DataOps.live has policies that cover:

  • Information Security
  • Information Security Training
  • Password Management
  • Information Security Incident Management
  • Asset Management
  • Acceptable Use
  • Access Control
  • Business Continuity Management
  • Management Review
  • Social Media
  • Data Encryption
  • Anti-Virus
  • Data Protection
  • Internal Audit
  • Document Control and Record Management
  • Supplier Security
  • BYOD (Bring Your Own Device)
  • Secure Development

All the access to the DataOps.live infrastructure for maintenance and administration is whitelist-controlled and only available via Secure Protocols (i.e., TLS 1.2, VPN, etc.). Unsecured protocols (e.g., telnet, FTP) are prohibited and prevented.

All firewall rules and access groups controlling administrative access to DataOps are set to deny by default.

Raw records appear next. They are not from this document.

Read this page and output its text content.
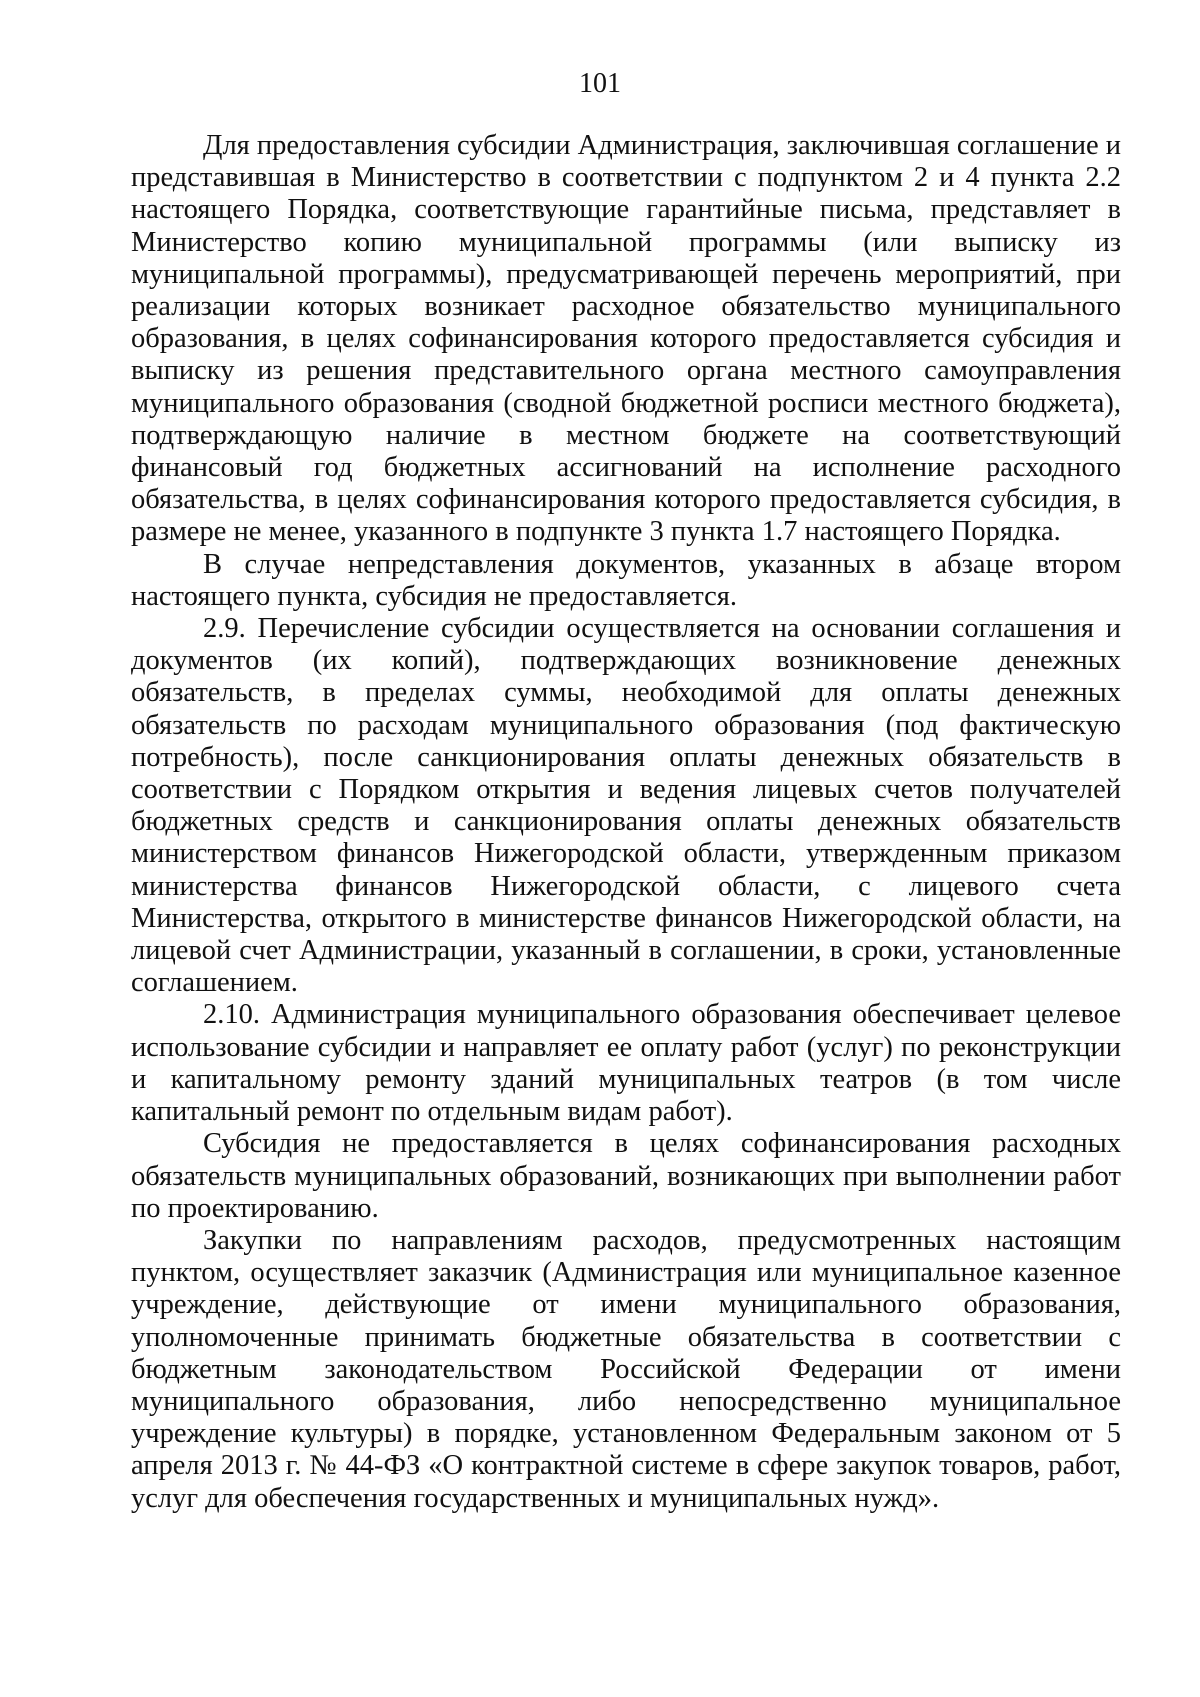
101

Для предоставления субсидии Администрация, заключившая соглашение и представившая в Министерство в соответствии с подпунктом 2 и 4 пункта 2.2 настоящего Порядка, соответствующие гарантийные письма, представляет в Министерство копию муниципальной программы (или выписку из муниципальной программы), предусматривающей перечень мероприятий, при реализации которых возникает расходное обязательство муниципального образования, в целях софинансирования которого предоставляется субсидия и выписку из решения представительного органа местного самоуправления муниципального образования (сводной бюджетной росписи местного бюджета), подтверждающую наличие в местном бюджете на соответствующий финансовый год бюджетных ассигнований на исполнение расходного обязательства, в целях софинансирования которого предоставляется субсидия, в размере не менее, указанного в подпункте 3 пункта 1.7 настоящего Порядка.

В случае непредставления документов, указанных в абзаце втором настоящего пункта, субсидия не предоставляется.

2.9. Перечисление субсидии осуществляется на основании соглашения и документов (их копий), подтверждающих возникновение денежных обязательств, в пределах суммы, необходимой для оплаты денежных обязательств по расходам муниципального образования (под фактическую потребность), после санкционирования оплаты денежных обязательств в соответствии с Порядком открытия и ведения лицевых счетов получателей бюджетных средств и санкционирования оплаты денежных обязательств министерством финансов Нижегородской области, утвержденным приказом министерства финансов Нижегородской области, с лицевого счета Министерства, открытого в министерстве финансов Нижегородской области, на лицевой счет Администрации, указанный в соглашении, в сроки, установленные соглашением.

2.10. Администрация муниципального образования обеспечивает целевое использование субсидии и направляет ее оплату работ (услуг) по реконструкции и капитальному ремонту зданий муниципальных театров (в том числе капитальный ремонт по отдельным видам работ).

Субсидия не предоставляется в целях софинансирования расходных обязательств муниципальных образований, возникающих при выполнении работ по проектированию.

Закупки по направлениям расходов, предусмотренных настоящим пунктом, осуществляет заказчик (Администрация или муниципальное казенное учреждение, действующие от имени муниципального образования, уполномоченные принимать бюджетные обязательства в соответствии с бюджетным законодательством Российской Федерации от имени муниципального образования, либо непосредственно муниципальное учреждение культуры) в порядке, установленном Федеральным законом от 5 апреля 2013 г. № 44-ФЗ «О контрактной системе в сфере закупок товаров, работ, услуг для обеспечения государственных и муниципальных нужд».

Development and Maintenance

DataOps.live development practices include:

  • Requirements tracking using a standard requirements tracking tool
  • Source Code Management (SCM) based on Git
  • Code review processes
  • Automated build and test CI/CD Infrastructure
  • Automated security testing scans (see Penetration Testing). Critical vulnerabilities are corrected within 30 days. High-risk vulnerabilities are fixed within 90 days.

Incident Management

DataOps.live has an Incident Management and Escalation Process as well as Cybersecurity Insurance Coverage.